The Conservatives complained yesterday that the 32-page questionnaire is too long, too expensive, and likely to undermine public support for the exercise, especially since anyone who does not fill in the form risks a £1,000 fine. They will be sent out by post but it will be possible to fill them in online.

Census forms have grown longer and more complex with each new census, and next year's will set a new record for the level of detail it demands. Householders will be required for the first time to give the sex and date of birth of any visitor staying that night.

This will also be the first census with a question about same-sex civil partnerships. The question about a person's marital status has expanded from four possibilities – married, separated, divorced, or widowed – to eight. Householders will also be asked to state how many bedrooms are in their home, information that could affect the size of council tax bills, and whether its central heating is gas, electric, oil or solid fuel. Another new question is about second homes. Anyone who stays at a different address for more than 30 days a years will be required to specify the address. For MPs, that information is now public knowledge; others might wonder why the state needs to know.

There are new questions aimed at learning more about immigrants, ethnic minorities, and those with little command of English. There is a long question about ethnic grouping, another asks whether he or she holds a British passport. Those not born in the UK will be asked when they arrived here. Those here for less than six months will be asked how long they intend to stay. And anyone filling in the form whose first language is not English will be asked to categorise their command of English, from "very well" to "not at all".

"An increasingly invasive census will erode public support, cost more and result in a less accurate survey," the Tory shadow Cabinet Office minister Nick Hurd said yesterday. "Just because the Government has the legal powers to ask these questions does not give the state the licence to ask anything they want. These bedroom snoopers are yet another sign of how the Labour Government has no respect for the privacy of law-abiding citizens."
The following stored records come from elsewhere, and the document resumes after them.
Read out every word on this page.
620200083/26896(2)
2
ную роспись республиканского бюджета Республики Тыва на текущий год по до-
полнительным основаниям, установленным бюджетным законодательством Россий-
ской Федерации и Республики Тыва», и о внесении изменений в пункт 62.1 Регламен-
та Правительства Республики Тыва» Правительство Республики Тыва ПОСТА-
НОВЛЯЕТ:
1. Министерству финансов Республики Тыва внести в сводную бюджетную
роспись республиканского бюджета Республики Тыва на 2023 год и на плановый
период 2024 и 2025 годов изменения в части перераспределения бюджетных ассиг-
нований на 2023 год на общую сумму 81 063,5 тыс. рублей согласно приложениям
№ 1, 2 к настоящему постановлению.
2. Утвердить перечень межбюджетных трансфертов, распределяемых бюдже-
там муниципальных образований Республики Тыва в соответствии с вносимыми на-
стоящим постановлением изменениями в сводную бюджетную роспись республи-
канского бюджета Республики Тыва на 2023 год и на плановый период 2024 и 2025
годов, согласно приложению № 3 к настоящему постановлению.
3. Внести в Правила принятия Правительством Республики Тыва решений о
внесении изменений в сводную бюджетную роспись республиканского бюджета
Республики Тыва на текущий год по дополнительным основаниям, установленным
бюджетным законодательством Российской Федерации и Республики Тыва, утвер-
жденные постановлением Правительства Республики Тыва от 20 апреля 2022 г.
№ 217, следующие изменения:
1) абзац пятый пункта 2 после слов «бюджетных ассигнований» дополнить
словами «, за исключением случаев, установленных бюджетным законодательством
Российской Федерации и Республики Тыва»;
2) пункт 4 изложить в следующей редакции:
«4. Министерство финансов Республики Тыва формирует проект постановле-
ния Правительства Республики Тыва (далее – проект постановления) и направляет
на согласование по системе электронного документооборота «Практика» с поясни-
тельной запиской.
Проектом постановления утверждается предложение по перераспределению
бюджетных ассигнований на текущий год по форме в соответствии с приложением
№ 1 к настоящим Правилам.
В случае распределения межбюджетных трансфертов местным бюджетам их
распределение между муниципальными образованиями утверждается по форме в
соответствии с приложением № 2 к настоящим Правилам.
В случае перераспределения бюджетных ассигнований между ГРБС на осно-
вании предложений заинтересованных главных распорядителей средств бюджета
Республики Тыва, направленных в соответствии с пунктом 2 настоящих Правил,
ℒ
The Cabinet Office minister Angela Smith said: "The questions have been devised to produce reliable and accurate data. The Office for National Statistics has carried out extensive consultations and testing to ensure that the questions are justified."
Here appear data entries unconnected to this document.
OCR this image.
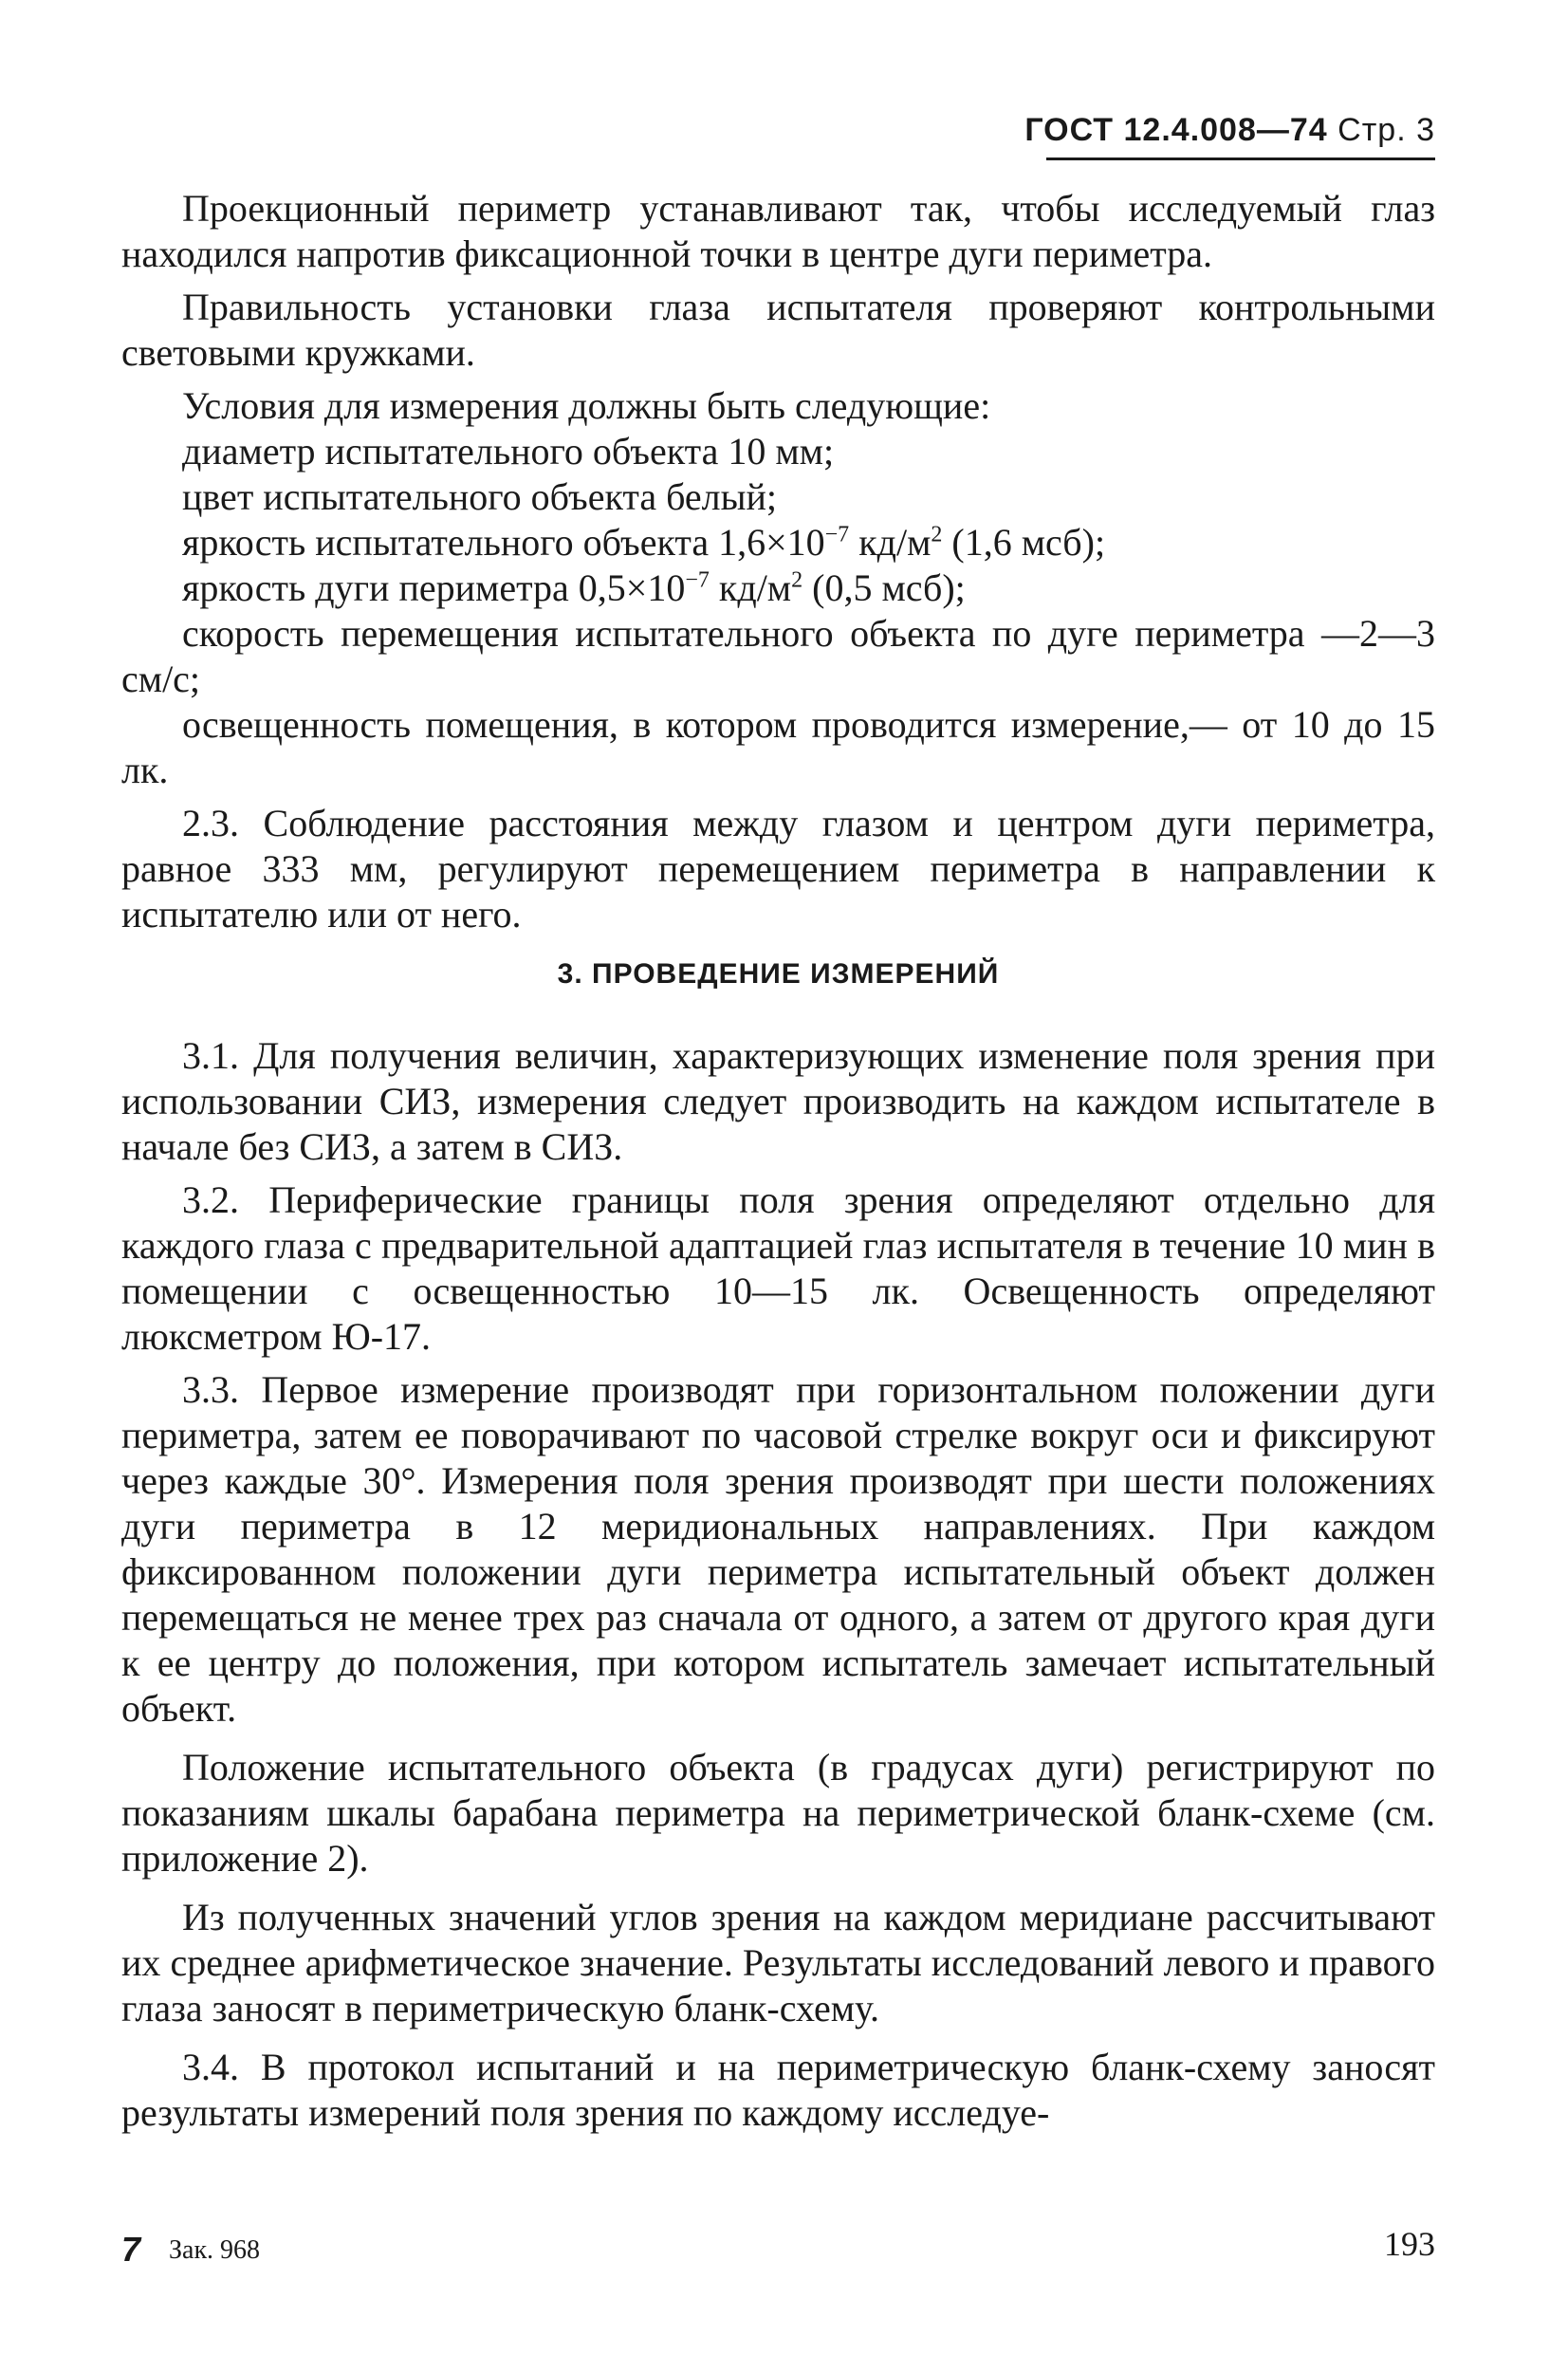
ГОСТ 12.4.008—74 Стр. 3

Проекционный периметр устанавливают так, чтобы исследуемый глаз находился напротив фиксационной точки в центре дуги периметра.

Правильность установки глаза испытателя проверяют контрольными световыми кружками.

Условия для измерения должны быть следующие:

диаметр испытательного объекта 10 мм;

цвет испытательного объекта белый;

яркость испытательного объекта $1,6\times 10^{-7}$ $кд/м^2$ (1,6 мсб);

яркость дуги периметра $0,5\times 10^{-7}$ $кд/м^2$ (0,5 мсб);

скорость перемещения испытательного объекта по дуге периметра —2—3 см/с;

освещенность помещения, в котором проводится измерение,— от 10 до 15 лк.

2.3. Соблюдение расстояния между глазом и центром дуги периметра, равное 333 мм, регулируют перемещением периметра в направлении к испытателю или от него.

3. ПРОВЕДЕНИЕ ИЗМЕРЕНИЙ

3.1. Для получения величин, характеризующих изменение поля зрения при использовании СИЗ, измерения следует производить на каждом испытателе в начале без СИЗ, а затем в СИЗ.

3.2. Периферические границы поля зрения определяют отдельно для каждого глаза с предварительной адаптацией глаз испытателя в течение 10 мин в помещении с освещенностью 10—15 лк. Освещенность определяют люксметром Ю-17.

3.3. Первое измерение производят при горизонтальном положении дуги периметра, затем ее поворачивают по часовой стрелке вокруг оси и фиксируют через каждые 30°. Измерения поля зрения производят при шести положениях дуги периметра в 12 меридиональных направлениях. При каждом фиксированном положении дуги периметра испытательный объект должен перемещаться не менее трех раз сначала от одного, а затем от другого края дуги к ее центру до положения, при котором испытатель замечает испытательный объект.

Положение испытательного объекта (в градусах дуги) регистрируют по показаниям шкалы барабана периметра на периметрической бланк-схеме (см. приложение 2).

Из полученных значений углов зрения на каждом меридиане рассчитывают их среднее арифметическое значение. Результаты исследований левого и правого глаза заносят в периметрическую бланк-схему.

3.4. В протокол испытаний и на периметрическую бланк-схему заносят результаты измерений поля зрения по каждому исследуе-

7 Зак. 968	193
The way we lived: How the census has evolved

*1801-1831 The first census, on 10 March 1801, was collected by parish, there were no household details.

*1841-1901 The census of 1841 was the first to record the full name, sex, age (rounded down to the nearest five, if aged over 15) and occupation of each person living in a household.
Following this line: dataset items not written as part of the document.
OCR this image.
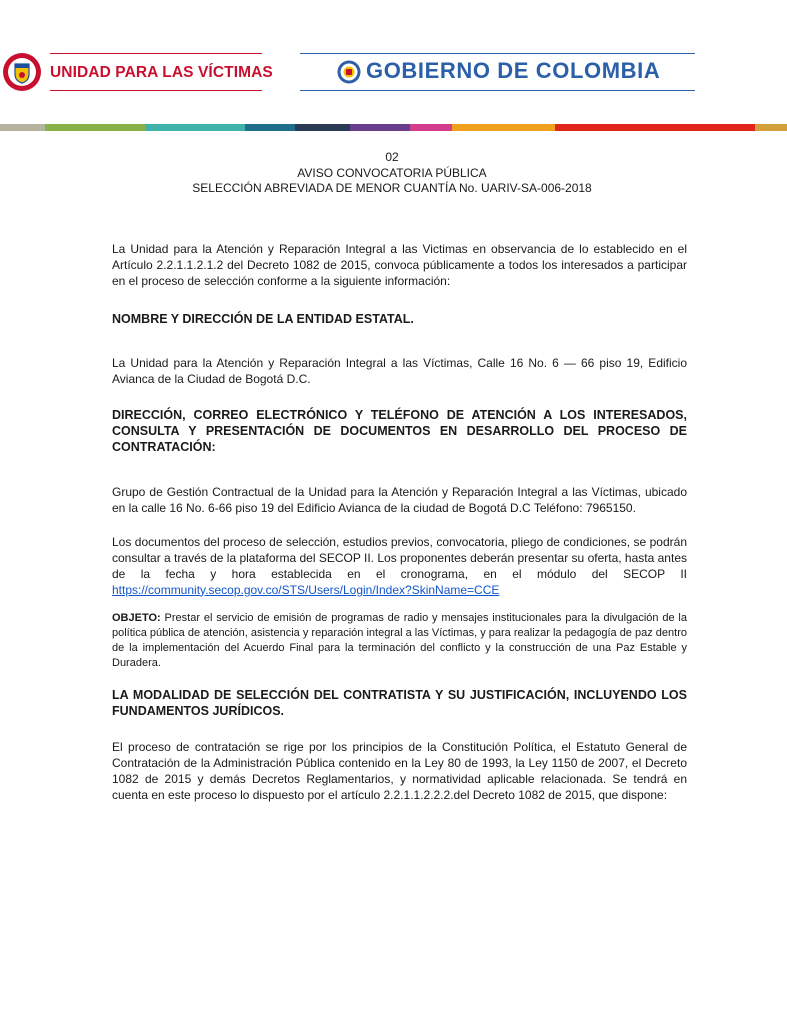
UNIDAD PARA LAS VÍCTIMAS	GOBIERNO DE COLOMBIA
02
AVISO CONVOCATORIA PÚBLICA
SELECCIÓN ABREVIADA DE MENOR CUANTÍA No. UARIV-SA-006-2018

La Unidad para la Atención y Reparación Integral a las Victimas en observancia de lo establecido en el Artículo 2.2.1.1.2.1.2 del Decreto 1082 de 2015, convoca públicamente a todos los interesados a participar en el proceso de selección conforme a la siguiente información:

NOMBRE Y DIRECCIÓN DE LA ENTIDAD ESTATAL.

La Unidad para la Atención y Reparación Integral a las Víctimas, Calle 16 No. 6 — 66 piso 19, Edificio Avianca de la Ciudad de Bogotá D.C.

DIRECCIÓN, CORREO ELECTRÓNICO Y TELÉFONO DE ATENCIÓN A LOS INTERESADOS, CONSULTA Y PRESENTACIÓN DE DOCUMENTOS EN DESARROLLO DEL PROCESO DE CONTRATACIÓN:

Grupo de Gestión Contractual de la Unidad para la Atención y Reparación Integral a las Víctimas, ubicado en la calle 16 No. 6-66 piso 19 del Edificio Avianca de la ciudad de Bogotá D.C Teléfono: 7965150.

Los documentos del proceso de selección, estudios previos, convocatoria, pliego de condiciones, se podrán consultar a través de la plataforma del SECOP II. Los proponentes deberán presentar su oferta, hasta antes de la fecha y hora establecida en el cronograma, en el módulo del SECOP II https://community.secop.gov.co/STS/Users/Login/Index?SkinName=CCE

OBJETO: Prestar el servicio de emisión de programas de radio y mensajes institucionales para la divulgación de la política pública de atención, asistencia y reparación integral a las Víctimas, y para realizar la pedagogía de paz dentro de la implementación del Acuerdo Final para la terminación del conflicto y la construcción de una Paz Estable y Duradera.

LA MODALIDAD DE SELECCIÓN DEL CONTRATISTA Y SU JUSTIFICACIÓN, INCLUYENDO LOS FUNDAMENTOS JURÍDICOS.

El proceso de contratación se rige por los principios de la Constitución Política, el Estatuto General de Contratación de la Administración Pública contenido en la Ley 80 de 1993, la Ley 1150 de 2007, el Decreto 1082 de 2015 y demás Decretos Reglamentarios, y normatividad aplicable relacionada. Se tendrá en cuenta en este proceso lo dispuesto por el artículo 2.2.1.1.2.2.2.del Decreto 1082 de 2015, que dispone:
In 1851, questions were added about the relationship of each individual to the head of the house.

*1911-1931 In 1911, census saw the introduction of a question about the fertility of marriage – prompted by the concern about falling birth rates – and a distinction between occupation and industry. This innovation not only produced more accurate results, but allowed new theories about social class to develop. In 1921, people were asked about their education and their means of how they travel to work.

*1951-2001 War meant that no census was taken in 1941, but peacetime prompted another expansion. In 1951 questions regarding place of work, educational standards, and household amenities were introduced. Examples include questions about educational qualifications (1961); how many cars each household owns (1981); and an assessment of an individual's health (2001).